Usually, if you are ordered not to use a mark more than a certain number of times on a webpage, you’d be conservative and count uses of the mark that are visible on the webpage and the uses that are not visible but are in the HTML source code. Do you want to argue whether use of the mark in the HTML source code is not a use of the mark on the webpage because it’s not visible?
Seems better to avoid testing this distinction and prompting your opponent to move for sanctions. It is arguable that use of a mark in a HTML source keyword meta tag should not be infringement, since search engines probably ignore it and customers can’t normally see it, but sometimes a court says it is.
Enterprise Warehousing Solutions, Inc. (EWS), a test prep company, proceeded to test this distinction, whether intentionally or not.

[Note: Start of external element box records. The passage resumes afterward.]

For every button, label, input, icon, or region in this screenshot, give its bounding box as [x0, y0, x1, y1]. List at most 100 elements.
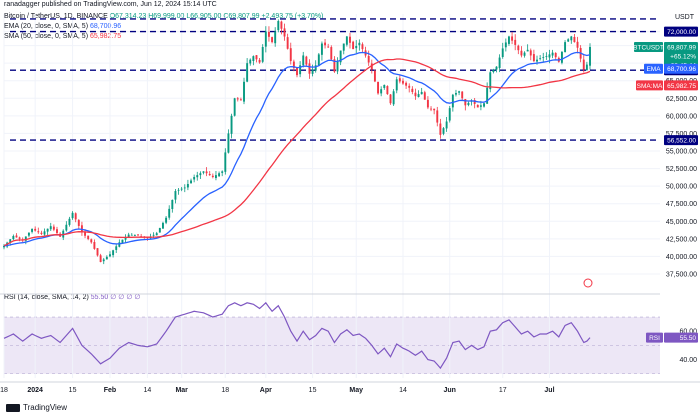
candle-body — [573, 36, 576, 43]
candle-body — [158, 228, 161, 233]
candle-body — [398, 78, 401, 82]
candle-body — [137, 234, 139, 236]
candle-body — [277, 21, 280, 31]
sma-legend[interactable]: SMA (50, close, 0, SMA, 5) 65,982.75 — [4, 32, 121, 42]
candle-body — [392, 91, 395, 105]
candle-body — [380, 89, 383, 94]
candle-body — [545, 56, 548, 57]
candle-body — [330, 47, 333, 60]
rsi-tick-label: 40.00 — [679, 357, 697, 364]
candle-body — [386, 86, 389, 95]
candle-body — [296, 67, 298, 76]
candle-body — [389, 94, 392, 104]
x-tick-label: Mar — [175, 387, 188, 394]
candle-body — [289, 48, 292, 62]
candle-body — [264, 31, 267, 47]
candle-body — [99, 255, 102, 263]
sma-badge-bg — [664, 80, 698, 91]
x-tick-label: 18 — [0, 387, 8, 394]
candle-body — [27, 232, 30, 236]
candle-body — [34, 228, 37, 231]
candle-body — [302, 55, 305, 66]
candle-body — [105, 256, 108, 260]
y-tick-label: 37,500.00 — [666, 271, 697, 278]
candle-body — [560, 51, 563, 63]
candle-body — [258, 59, 261, 63]
candle-body — [130, 234, 133, 236]
candle-body — [417, 94, 420, 97]
candle-body — [124, 237, 127, 240]
candle-body — [261, 47, 264, 62]
candle-body — [520, 50, 523, 56]
candle-body — [414, 92, 417, 97]
candle-body — [585, 64, 588, 71]
candle-body — [576, 41, 579, 48]
ema-tag-text: EMA — [646, 66, 661, 73]
symbol-title[interactable]: Bitcoin / TetherUS, 1D, BINANCE — [4, 13, 108, 20]
x-tick-label: Jul — [544, 387, 554, 394]
candle-body — [420, 91, 423, 95]
candle-body — [324, 42, 327, 46]
candle-body — [186, 184, 189, 188]
y-tick-label: 62,500.00 — [666, 96, 697, 103]
candle-body — [448, 108, 451, 121]
candle-body — [299, 65, 302, 75]
candle-body — [461, 91, 464, 99]
rsi-tag-bg — [646, 332, 663, 343]
event-flag-icon — [583, 278, 593, 288]
candle-body — [224, 152, 227, 172]
candle-body — [305, 56, 308, 65]
candle-body — [84, 231, 87, 236]
candle-body — [489, 72, 492, 90]
tradingview-watermark[interactable]: TradingView — [6, 403, 67, 412]
y-tick-label: 42,500.00 — [666, 236, 697, 243]
candle-body — [476, 104, 479, 108]
sma-tag-bg — [636, 80, 663, 91]
candle-body — [367, 56, 370, 63]
candle-body — [96, 248, 99, 256]
candle-body — [345, 36, 348, 45]
misc-layer — [583, 278, 593, 288]
candle-body — [190, 180, 192, 184]
candle-body — [339, 50, 342, 63]
x-tick-label: Jun — [444, 387, 456, 394]
candle-body — [308, 63, 311, 74]
candle-body — [202, 171, 205, 173]
candle-body — [564, 42, 567, 52]
level-badge-bg — [664, 26, 698, 37]
x-tick-label: Apr — [260, 387, 272, 394]
ema-legend[interactable]: EMA (20, close, 0, SMA, 5) 68,700.96 — [4, 22, 121, 32]
candle-body — [402, 80, 404, 84]
candle-body — [109, 254, 111, 257]
candle-body — [286, 37, 289, 49]
candle-body — [252, 56, 255, 62]
candle-body — [233, 98, 236, 116]
candle-body — [292, 61, 295, 69]
candle-body — [483, 103, 485, 107]
candle-body — [118, 242, 121, 247]
candle-body — [87, 235, 90, 240]
candle-body — [31, 228, 34, 232]
ema-legend-label: EMA (20, close, 0, SMA, 5) — [4, 23, 89, 30]
candle-body — [504, 42, 507, 48]
sma-badge-text: 65,982.75 — [667, 83, 696, 90]
candle-body — [90, 239, 93, 243]
candle-body — [49, 226, 52, 230]
candle-body — [171, 199, 174, 210]
y-tick-label: 47,500.00 — [666, 201, 697, 208]
candle-body — [464, 98, 467, 106]
candle-body — [582, 59, 585, 70]
candle-body — [532, 54, 535, 62]
candle-body — [529, 50, 532, 56]
candle-body — [177, 189, 180, 191]
rsi-legend[interactable]: RSI (14, close, SMA, 14, 2) 55.50 ∅ ∅ ∅ … — [4, 293, 140, 303]
candle-body — [243, 81, 245, 102]
candle-body — [37, 231, 40, 233]
candle-body — [361, 44, 364, 50]
candle-body — [115, 246, 118, 250]
ema-badge-text: 68,700.96 — [667, 66, 696, 73]
candle-body — [495, 66, 498, 70]
rsi-line — [3, 301, 591, 370]
symbol-badge-bg — [634, 41, 663, 52]
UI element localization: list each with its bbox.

Data Management Association International (“DAMA-I”), an exam and certification provider, sued EWS for trademark infringement. One of the certifications DAMA-I provides is the Certified Data Management Professional (“CDMP”) certification. To obtain the certification, a person must pass the Data Management Fundamentals Exam.
DAMA-I alleged that EWS was inappropriately using DAMA-I’s trademarks on EWS’s website and social media accounts when promoting its test prep course. The court entered a preliminary injunction against EWS. However, the court recognized the need, under nominative fair use, for EWS to use certain DAMA-I marks in a limited matter to describe EWS’s exam preparation course. Therefore the injunction allowed EWS to use certain of DAMA-I’s mark up to five times on any web page.
DAMA-I found that EWS was using DAMA-I marks in EWS’s website source code, which was not visible on the rendered web pages. By counting the use of the marks in the source code, DAMA-I assert EWS exceeded the prohibition on using DAMA-I’s marks more than five time on any web page.
But earlier in briefing on the preliminary injunction motion the parties did not address use of marks in HTML source code or metatags. Instead they focused on the content on EWS’s web pages. The court found that “Nowhere in the preliminary injunction order did the Court mention marks invisible to the consumer.” So the court found that the use of marks in HTML source code (which was not visible when the webpage was normally displayed) fell outside of the scope of the preliminary injunction.
This could have gone the other way. So, check for any source code use of third marks that are not visible on the rendered webpage. And the conservative route is to remove those uses.
Cite: Data Mgmt. Ass’n Int’l v. Enter. Warehousing Sols., Inc, No. 20 C 04711, 2022 U.S. Dist. LEXIS 204942 (N.D. Ill. Nov. 10, 2022).